非常に差が大きいのは、成人男性のあいだでの労働力参加率です。こちらはほぼ一貫して2位のフランスに3~4パーセンテージポイントの差をつけて日本が首位を独走しています。

結局のところ、いわゆる終身雇用(正確には定年までの雇用と給与の保証)とは、日本の男性正規雇用者を守りつづけるために、女性雇用者は名目は正規でも結婚・出産・子育てなどを口実にふるいにかけて弾き落とすシステムの総称なのです。

そして、この男性だけをあまりにも手厚く保護する仕組みは、男性にとっても重荷になっている側面もあります。

上段には、日本とスペインで男性の失業率と自殺率の相関性を比較したグラフが出ています。一目瞭然ですが、日本の相関係数はプラス91.4%と異常に高く、スペインはほぼ無関係でほんのわずかにマイナスの0.007%となっています。

下段は日本男性が示す異常に高い失業と自殺の相関係数を他の7ヵ国と比べたグラフですが、スペインほど相関性の無さが目立たないもののほとんどの国で日本とは比べものにならないほど相関係数が低くなっています。

これは当たり前ではないでしょうか。もし「自分のまわりでは働き盛りの男性はみんな忙しそうに働いているのに自分だけが職を失ってしまった」と思ったら、自分の全存在を否定されたような気になって、自殺へのきっかけとなることは大いにあり得るでしょう。

凄まじい労働力資源の浪費

次の2枚組日本地図でご覧のとおり、過去約30年間で日本では非正規・不定時の不安定な就労条件で働く人が激増しました。

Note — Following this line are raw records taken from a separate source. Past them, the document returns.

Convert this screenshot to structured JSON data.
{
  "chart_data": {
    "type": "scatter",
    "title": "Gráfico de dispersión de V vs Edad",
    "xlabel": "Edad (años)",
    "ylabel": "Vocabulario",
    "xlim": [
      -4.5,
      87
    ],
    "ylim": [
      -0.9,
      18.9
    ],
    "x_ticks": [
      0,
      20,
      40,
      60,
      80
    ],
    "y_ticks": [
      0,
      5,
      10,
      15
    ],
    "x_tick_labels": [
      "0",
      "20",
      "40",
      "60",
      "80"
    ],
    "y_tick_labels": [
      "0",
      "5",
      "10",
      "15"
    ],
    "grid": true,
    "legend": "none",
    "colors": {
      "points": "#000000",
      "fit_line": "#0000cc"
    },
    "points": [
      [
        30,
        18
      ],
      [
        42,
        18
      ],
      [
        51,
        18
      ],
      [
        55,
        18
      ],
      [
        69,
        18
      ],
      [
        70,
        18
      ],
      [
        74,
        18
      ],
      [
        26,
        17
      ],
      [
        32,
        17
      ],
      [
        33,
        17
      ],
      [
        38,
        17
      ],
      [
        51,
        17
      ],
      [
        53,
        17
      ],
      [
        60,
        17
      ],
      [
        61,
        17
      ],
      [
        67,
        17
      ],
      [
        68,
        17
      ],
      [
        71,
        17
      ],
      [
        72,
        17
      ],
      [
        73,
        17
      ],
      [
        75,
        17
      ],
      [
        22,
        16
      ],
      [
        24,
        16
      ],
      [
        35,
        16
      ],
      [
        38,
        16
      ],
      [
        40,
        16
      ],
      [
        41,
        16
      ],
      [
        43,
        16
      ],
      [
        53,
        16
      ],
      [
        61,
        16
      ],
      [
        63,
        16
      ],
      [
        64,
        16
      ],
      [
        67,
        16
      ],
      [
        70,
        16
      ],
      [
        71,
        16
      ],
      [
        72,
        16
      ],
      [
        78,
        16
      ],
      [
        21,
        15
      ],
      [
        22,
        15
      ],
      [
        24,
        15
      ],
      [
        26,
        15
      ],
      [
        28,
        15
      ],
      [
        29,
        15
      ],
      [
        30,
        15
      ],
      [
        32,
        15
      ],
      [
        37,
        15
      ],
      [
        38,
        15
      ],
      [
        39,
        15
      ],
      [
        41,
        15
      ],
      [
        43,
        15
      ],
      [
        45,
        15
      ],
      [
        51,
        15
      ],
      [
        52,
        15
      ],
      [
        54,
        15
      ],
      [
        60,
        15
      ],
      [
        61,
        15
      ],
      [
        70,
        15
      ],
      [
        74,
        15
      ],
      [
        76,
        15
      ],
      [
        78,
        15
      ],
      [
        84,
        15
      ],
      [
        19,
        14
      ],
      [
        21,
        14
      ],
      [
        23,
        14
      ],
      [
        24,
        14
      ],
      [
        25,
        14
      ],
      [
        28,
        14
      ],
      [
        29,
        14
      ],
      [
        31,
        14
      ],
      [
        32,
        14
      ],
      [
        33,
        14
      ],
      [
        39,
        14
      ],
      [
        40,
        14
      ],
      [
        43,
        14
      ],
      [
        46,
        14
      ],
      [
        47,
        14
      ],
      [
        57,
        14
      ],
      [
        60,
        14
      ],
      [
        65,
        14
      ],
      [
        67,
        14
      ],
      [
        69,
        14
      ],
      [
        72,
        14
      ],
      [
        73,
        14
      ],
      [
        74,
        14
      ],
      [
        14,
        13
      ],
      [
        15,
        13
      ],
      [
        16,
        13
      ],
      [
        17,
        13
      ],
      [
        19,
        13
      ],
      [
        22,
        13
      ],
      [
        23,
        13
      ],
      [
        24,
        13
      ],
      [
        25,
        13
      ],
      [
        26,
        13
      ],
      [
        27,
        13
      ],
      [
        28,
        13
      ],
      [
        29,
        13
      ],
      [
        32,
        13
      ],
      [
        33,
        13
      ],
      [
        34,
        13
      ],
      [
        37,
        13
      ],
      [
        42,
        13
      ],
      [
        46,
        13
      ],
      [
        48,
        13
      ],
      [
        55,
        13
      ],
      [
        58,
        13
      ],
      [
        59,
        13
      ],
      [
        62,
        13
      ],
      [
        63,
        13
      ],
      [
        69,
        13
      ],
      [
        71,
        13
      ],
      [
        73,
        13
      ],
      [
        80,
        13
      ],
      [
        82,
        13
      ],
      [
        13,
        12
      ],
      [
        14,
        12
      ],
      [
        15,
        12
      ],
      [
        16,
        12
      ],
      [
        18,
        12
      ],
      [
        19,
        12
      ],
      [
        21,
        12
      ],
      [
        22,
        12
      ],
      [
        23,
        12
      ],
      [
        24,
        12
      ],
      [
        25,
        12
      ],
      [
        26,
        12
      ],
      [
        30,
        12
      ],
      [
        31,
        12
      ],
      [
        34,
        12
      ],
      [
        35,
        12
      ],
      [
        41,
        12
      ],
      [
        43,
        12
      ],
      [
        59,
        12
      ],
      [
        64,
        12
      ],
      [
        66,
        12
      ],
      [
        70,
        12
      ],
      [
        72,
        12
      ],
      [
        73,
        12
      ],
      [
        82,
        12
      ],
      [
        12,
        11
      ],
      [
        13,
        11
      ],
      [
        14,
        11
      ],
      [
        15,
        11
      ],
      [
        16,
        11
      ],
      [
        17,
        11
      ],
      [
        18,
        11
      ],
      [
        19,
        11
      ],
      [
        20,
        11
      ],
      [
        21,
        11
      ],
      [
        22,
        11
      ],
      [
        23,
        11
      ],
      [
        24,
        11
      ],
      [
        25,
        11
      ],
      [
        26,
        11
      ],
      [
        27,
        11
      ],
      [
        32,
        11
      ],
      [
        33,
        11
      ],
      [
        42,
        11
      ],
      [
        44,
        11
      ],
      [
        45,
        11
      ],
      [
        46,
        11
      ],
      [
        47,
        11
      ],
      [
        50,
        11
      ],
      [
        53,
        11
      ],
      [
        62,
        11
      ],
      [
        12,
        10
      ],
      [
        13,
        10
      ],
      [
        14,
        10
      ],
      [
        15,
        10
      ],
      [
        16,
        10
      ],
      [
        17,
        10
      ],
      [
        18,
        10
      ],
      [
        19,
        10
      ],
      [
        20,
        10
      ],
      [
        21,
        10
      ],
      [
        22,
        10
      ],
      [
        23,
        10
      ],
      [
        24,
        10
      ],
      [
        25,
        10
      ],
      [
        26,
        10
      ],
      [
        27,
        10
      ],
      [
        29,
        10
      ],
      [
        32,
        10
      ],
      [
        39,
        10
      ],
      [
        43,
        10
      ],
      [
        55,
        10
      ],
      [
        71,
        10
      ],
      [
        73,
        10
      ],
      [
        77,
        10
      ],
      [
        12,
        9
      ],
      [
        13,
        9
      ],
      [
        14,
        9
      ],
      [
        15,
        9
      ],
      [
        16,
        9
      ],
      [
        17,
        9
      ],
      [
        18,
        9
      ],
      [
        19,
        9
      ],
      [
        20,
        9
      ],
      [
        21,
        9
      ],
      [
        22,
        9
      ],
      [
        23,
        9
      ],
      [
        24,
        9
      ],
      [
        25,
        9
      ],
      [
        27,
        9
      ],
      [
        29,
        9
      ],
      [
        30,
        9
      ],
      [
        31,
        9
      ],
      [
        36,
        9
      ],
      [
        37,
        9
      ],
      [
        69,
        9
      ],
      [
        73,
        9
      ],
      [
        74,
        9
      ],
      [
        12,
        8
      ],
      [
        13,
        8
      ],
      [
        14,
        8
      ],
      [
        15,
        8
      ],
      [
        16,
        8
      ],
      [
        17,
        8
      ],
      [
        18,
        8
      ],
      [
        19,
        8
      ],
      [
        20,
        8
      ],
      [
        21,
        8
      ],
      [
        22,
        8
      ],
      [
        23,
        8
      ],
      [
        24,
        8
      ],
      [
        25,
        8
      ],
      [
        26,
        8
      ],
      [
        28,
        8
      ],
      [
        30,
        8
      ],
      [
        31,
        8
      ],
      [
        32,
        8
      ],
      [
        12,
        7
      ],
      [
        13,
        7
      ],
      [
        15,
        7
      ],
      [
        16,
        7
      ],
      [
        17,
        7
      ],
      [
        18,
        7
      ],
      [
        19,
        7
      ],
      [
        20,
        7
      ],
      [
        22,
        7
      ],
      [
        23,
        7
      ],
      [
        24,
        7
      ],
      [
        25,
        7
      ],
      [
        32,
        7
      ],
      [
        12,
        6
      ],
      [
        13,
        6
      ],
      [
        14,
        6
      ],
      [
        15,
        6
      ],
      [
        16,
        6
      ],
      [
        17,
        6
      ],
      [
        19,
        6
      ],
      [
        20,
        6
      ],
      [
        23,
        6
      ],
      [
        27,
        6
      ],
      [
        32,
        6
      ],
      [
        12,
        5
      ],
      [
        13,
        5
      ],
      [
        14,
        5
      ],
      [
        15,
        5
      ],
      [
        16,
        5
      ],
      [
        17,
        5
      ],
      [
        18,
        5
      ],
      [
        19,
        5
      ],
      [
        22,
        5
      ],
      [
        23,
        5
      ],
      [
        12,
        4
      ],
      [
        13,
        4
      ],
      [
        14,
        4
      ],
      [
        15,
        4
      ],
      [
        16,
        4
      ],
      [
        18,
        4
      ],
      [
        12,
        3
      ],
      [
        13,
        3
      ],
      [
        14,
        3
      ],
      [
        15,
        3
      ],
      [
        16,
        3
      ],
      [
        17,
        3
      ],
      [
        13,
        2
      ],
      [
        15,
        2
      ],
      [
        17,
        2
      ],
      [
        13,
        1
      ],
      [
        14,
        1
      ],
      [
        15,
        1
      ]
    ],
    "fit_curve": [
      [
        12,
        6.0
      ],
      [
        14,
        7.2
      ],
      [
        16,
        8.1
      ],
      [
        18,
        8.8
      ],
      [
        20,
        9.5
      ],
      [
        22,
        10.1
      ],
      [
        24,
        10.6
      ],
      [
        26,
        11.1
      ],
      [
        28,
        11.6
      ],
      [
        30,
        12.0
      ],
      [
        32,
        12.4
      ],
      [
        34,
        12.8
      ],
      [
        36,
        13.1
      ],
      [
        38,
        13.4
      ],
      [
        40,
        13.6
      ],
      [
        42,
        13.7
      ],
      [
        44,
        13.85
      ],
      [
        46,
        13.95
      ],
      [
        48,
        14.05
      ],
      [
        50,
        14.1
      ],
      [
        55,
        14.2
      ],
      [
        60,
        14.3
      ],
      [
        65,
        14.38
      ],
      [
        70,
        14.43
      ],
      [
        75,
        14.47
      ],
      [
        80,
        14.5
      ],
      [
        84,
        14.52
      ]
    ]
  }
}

しかも、日本企業の大半が「男子は一生のご奉公、女子は使い捨て」というカルチャーを持っているため、非正規労働者の大半は女性です。

 

これがどんなに深刻な労働力資源のミスアロケーションかは、次のデータが立証しています。

日本からの移民やその子孫でアメリカに帰化した人たちは、世帯として白人世帯よりかなり年収が高いだけではなく、日系アメリカ人女性の年収も白人アメリカ人男性の年収より高いのです。日本女性の大半が、絶対に正規雇用で立派に仕事をこなせます。